TaxProf Blog

Editor: Paul L. Caron, Dean
Pepperdine University School of Law

Friday, August 19, 2016

NY Times, WSJ: Race Is On For Valuation Discounts In Family Limited Partnerships Before Effective Date Of New Regulation

DiscountsFollowing up on my previous post, Treasury Issues Proposed Regs To Limit Valuation Discounts For Fractional Interests

New York Times:  Treasury Wants to End Tax Deal for Some Family-Owned Businesses, by Paul Sullivan:

The Treasury Department has moved a step closer to tightening the way family limited partnerships are valued for tax purposes. And the prospect that the tax code could be changed by the end of this year has tax planners pushing their clients to consider stepping up estate and business planning, or risk paying more taxes.

Earlier this month, the Treasury Department issued “proposed final regulations” to eliminate a provision in the tax code that effectively allows wealthy people to greatly discount the value of shares in a family limited partnership given to family members. These partnerships are able to own assets like family business, real estate and securities.

The discount, which has been allowed since the 1990s, is granted for what is considered a lack of marketability for minority shares in these partnerships. If a family member, for example, wanted to sell his or her share in a partnership that was entirely owned by other family members, the pool of buyers might well be limited to his or her relatives. They might not have the money — or desire — to buy him out.

This provision, contained in section 2704 of the Internal Revenue Code, has been abused by aggressive tax planners and lawyers who used the discount, sometimes as high as 40 percent, and applied it to partnerships that contained marketable securities or other assets that could otherwise be easily valued and sold. ...

Tax experts do not rule out that these new regulations, although labeled final, could be changed in the comment period. Their enactment, which is set for 30 days after they become final, could also be delayed. At the earliest they would take effect on Dec. 31.

Still, predicting when the regulations will take effect is beyond people’s control and could be risky for those who would benefit from a family partnership.

“There is no mulligan,” said Mark Parthemer, senior fiduciary counsel at Bessemer Trust. “If a family is considering doing some tax planning and they’re putting it off to next year, they can’t go back in time and take advantage of the discounts.”

Some planners are drawing parallels to the fourth quarter of 2012, when wealthy people scrambled to make gifts under what was then a $5.12 million exemption for individuals. The rush was generated by the fear that the Obama administration would abolish or greatly reduce the exemption in 2013. Instead, the government kept it in place, with an annual increase for inflation.

For the very wealthy, there is good reason to set up a family limited partnership by the end of the year. The discounting, for example, can turn a $10 million gift into $6.5 million for tax purposes.

Wall Street Journal Tax Report: The Controversial Way Wealthy Americans Are Lowering Their Estate Taxes, by Laura Saunders:

Ronald Aucutt, an estate-tax lawyer with McGuireWoods LLP in Washington, says that in some cases families simply wait until three years after the original owner’s estate-tax return is filed and the statute of limitations for an audit expires. Then they dissolve the holding company and divide up the assets, having bypassed tax on a large chunk of market value. “This drives the IRS crazy,” he says.

The proposed changes in the rules would allow the IRS to ignore many discounts in entities where they currently apply and collect far more estate or gift tax. In addition, the IRS could disallow even more discounts if a taxpayer dies within three years after making certain gifts. Mr. Aucutt thinks the Treasury Department and IRS have the authority to make such changes.

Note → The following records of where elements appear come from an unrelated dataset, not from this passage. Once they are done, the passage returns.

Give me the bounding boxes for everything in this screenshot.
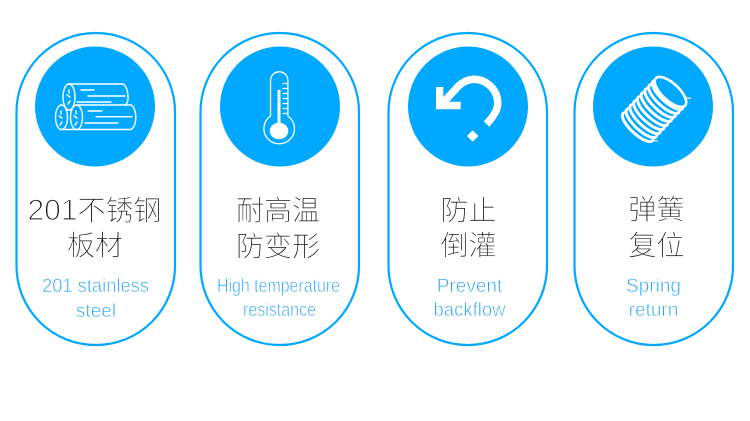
icon disc 4: [593, 46, 713, 166]
heading 2 second line: 防变形: [236, 231, 320, 262]
panel: 201 stainless steel: [16, 33, 175, 345]
english caption 3 second line: backflow: [434, 300, 506, 321]
capsule outline 3: [388, 33, 547, 345]
english caption 1: 201 stainless: [42, 276, 149, 297]
capsule outline 2: [200, 33, 359, 345]
icon: thermometer: [264, 72, 294, 144]
english caption 4 second line: return: [629, 300, 678, 321]
icon: stacked logs: [56, 84, 136, 130]
icon: coil spring: [618, 72, 694, 149]
english caption 3: Prevent: [437, 276, 503, 297]
english caption 1 second line: steel: [76, 301, 116, 322]
heading 4 second line: 复位: [628, 230, 685, 261]
heading 2: 耐高温: [236, 195, 320, 226]
icon disc 2: [220, 46, 340, 166]
heading 1 second line: 板材: [67, 230, 123, 261]
heading 3 second line: 倒灌: [440, 230, 497, 261]
english caption 2: High temperature: [217, 276, 340, 297]
panel: spring return: [574, 33, 733, 345]
heading 1: 201不锈钢: [27, 194, 162, 227]
english caption 4: Spring: [626, 276, 681, 297]
capsule outline 1: [16, 33, 175, 345]
capsule outline 4: [574, 33, 733, 345]
panel: prevent backflow: [388, 33, 547, 345]
icon disc 3: [408, 46, 528, 166]
icon: return arrow: [436, 79, 498, 142]
panel: high temperature resistance: [200, 33, 359, 345]
icon disc 1: [35, 46, 155, 166]
heading 3: 防止: [440, 195, 497, 226]
english caption 2 second line: resistance: [243, 300, 316, 321]
heading 4: 弹簧: [628, 194, 685, 225]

Critics of the changes call them far too broad. “This is an example of Treasury overstepping its bounds,” says John Porter, an attorney with Baker Botts in Houston, who has won landmark court cases involving discounts.

Mr. Porter points out that the proposed changes apply to nearly all family-controlled entities, even those holding operating businesses. “If these rules go through in current form, business owners are going to be taxed on value they may not have, or have access to,” he says. He expects a court challenge unless there are substantial revisions to the rules.

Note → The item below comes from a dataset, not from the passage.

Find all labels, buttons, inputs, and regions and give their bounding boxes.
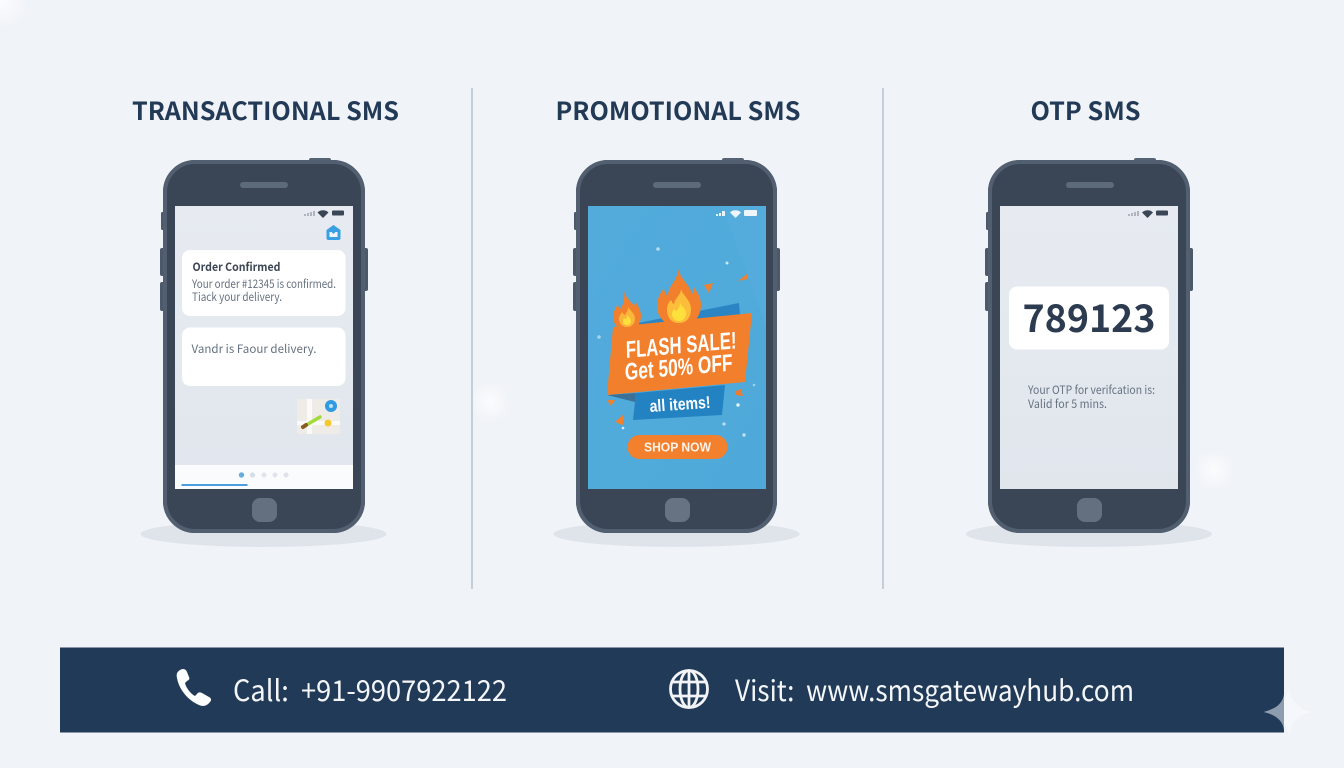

Experts say it is unclear whether revisions are likely, or what they might be. The Treasury and the IRS are accepting comments on the proposals, and a hearing is scheduled for Dec. 1. Some think the administration will push to finish them before a new president takes office.

There is a window of opportunity for people who have or want to have entities with valuation discounts, because the most important changes won’t take effect until 30 days after the rules are made final.